Et c’est, par le choix de cadrages très resserrés, ce qui construit l’œuvre. L’humain, tel qu’il est présenté, est le fruit du monde qu’il habite. La rue laisse des stigmates, mais elle contient en elle des potentiels immenses. Alors que nous perdons — que notre époque nous fait perdre — toute relation à l’Autre, à l’environnement immédiat, la proposition de Romain Bagnard retisse une forme symbolique et particulière d’altérité.

Il n’est pas question de montrer une fraternité frivole ou trop évidente, au contraire il convient de relier les lieux, les gens, les moments pour en montrer la continuité par-delà les distances. Les images ont quelque chose d’intemporel, et le traitement qui passe par des couleurs fanées, délavées, accentue cette impression. La volontaire abstraction géographique ôte toute localisation, offrant ainsi un monde global aux lecteurs.
Il n’y a que des ici, des maintenant, des successions.
Le spectateur se retrouve comme projeté au cœur d’un film mental. 24 images par seconde, sans interruption, sans respiration. Une prothèse à la place d’une jambe, une voiture empaquetée, une cicatrice, un tatouage, des murs aveugles, des fleurs, et sans cesse des regards fixes, presque écarquillés, semblant nous dire : « Je suis là, je suis là et je te vois. »
A nous d’inventer un scénario.

A la fin, il ne reste qu’un sentiment confus, un bouleversement essoufflé de nos âmes. Les photographies de Some things go without saying mettent en perspective nos états d’Êtres.
L’humain est au cœur de ce récit. Parce que c’est lui, elle, qui compose le Grand Tout.
Il n’y a pas d’importance dans ce que nous vivons. Vivre est dérisoire. Malgré tout, nous persévérons, opiniâtres. C’est précisément parce que c’est inutile que c’est capital.

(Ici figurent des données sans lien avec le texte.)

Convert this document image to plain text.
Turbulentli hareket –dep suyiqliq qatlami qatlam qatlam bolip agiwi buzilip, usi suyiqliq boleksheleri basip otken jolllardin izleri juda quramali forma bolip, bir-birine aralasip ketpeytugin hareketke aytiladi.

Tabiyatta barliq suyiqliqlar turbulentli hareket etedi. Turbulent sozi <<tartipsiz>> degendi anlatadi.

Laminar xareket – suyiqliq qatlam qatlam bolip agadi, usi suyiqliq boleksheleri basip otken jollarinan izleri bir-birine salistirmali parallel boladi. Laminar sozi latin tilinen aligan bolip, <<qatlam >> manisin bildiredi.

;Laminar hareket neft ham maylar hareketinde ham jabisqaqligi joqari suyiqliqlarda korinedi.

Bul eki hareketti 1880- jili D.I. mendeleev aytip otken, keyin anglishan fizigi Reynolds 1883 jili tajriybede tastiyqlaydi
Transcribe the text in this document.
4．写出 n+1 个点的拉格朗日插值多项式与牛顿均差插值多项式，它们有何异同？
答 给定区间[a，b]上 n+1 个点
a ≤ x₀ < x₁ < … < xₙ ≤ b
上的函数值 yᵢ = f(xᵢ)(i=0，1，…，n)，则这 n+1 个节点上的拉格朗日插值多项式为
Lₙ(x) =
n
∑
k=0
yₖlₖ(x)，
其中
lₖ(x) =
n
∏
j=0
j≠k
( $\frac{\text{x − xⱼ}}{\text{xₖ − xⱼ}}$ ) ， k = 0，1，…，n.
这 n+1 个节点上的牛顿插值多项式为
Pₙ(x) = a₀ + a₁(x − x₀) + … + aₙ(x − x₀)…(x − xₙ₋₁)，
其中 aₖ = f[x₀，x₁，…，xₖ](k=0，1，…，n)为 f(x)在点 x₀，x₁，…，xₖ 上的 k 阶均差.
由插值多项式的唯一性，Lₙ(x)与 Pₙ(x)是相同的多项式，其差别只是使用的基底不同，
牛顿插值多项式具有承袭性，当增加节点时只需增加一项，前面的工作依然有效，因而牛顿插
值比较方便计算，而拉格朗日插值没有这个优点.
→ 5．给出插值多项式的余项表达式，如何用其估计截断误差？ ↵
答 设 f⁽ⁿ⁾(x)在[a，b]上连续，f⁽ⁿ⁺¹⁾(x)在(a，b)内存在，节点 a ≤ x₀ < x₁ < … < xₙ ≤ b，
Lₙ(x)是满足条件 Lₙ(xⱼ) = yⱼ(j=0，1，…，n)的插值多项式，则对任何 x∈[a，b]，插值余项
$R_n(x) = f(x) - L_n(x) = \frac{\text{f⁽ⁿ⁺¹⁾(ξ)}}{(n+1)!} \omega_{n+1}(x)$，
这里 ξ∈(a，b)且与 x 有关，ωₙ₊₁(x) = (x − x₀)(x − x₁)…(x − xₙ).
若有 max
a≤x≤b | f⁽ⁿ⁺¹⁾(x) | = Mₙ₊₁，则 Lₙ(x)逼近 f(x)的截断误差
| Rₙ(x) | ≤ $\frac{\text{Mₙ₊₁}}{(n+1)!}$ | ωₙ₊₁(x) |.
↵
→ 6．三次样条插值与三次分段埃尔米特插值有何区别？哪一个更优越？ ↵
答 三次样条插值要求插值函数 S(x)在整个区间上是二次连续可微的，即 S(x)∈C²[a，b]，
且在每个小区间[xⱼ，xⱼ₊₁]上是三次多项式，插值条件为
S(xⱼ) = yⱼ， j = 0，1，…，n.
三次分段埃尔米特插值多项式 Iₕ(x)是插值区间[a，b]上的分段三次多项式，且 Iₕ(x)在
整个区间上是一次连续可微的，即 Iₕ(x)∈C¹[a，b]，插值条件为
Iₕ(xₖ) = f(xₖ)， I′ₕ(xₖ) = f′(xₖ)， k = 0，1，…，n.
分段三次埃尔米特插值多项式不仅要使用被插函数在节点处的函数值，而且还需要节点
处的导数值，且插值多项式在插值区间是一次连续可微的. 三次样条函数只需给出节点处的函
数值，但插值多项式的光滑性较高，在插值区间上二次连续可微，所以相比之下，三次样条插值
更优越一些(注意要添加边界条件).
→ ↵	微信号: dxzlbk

Au fond, ce que Romain Bagnard nous offre ressemble for à une leçon d’exister.
Pas un manuel, pas un guide, juste un regard sans complaisance, toutefois sans violence sur ce qui agit ici ou là, ce qui se retrouve dans les interstices, dans les remugles, les murmures bruyants, la violence perlée.
Assez rares sont les ouvrages qui bien que proche du courant de la street photography s’en éloignent par une réflexion sur la condition humaine. Some things go without saying en fait certainement partie. Il faut prendre son temps pour le lire, puis le vivre, en extraire la quintessence. S’il ne se livre pas facilement, c’est aussi parce que nous avons perdu l’habitude de regarder, de goûter sans penser.
L’auteur a su se plier à cette discipline, à cette hygiène de l’âme. Le résultat nous est offert de la plus belle des manières.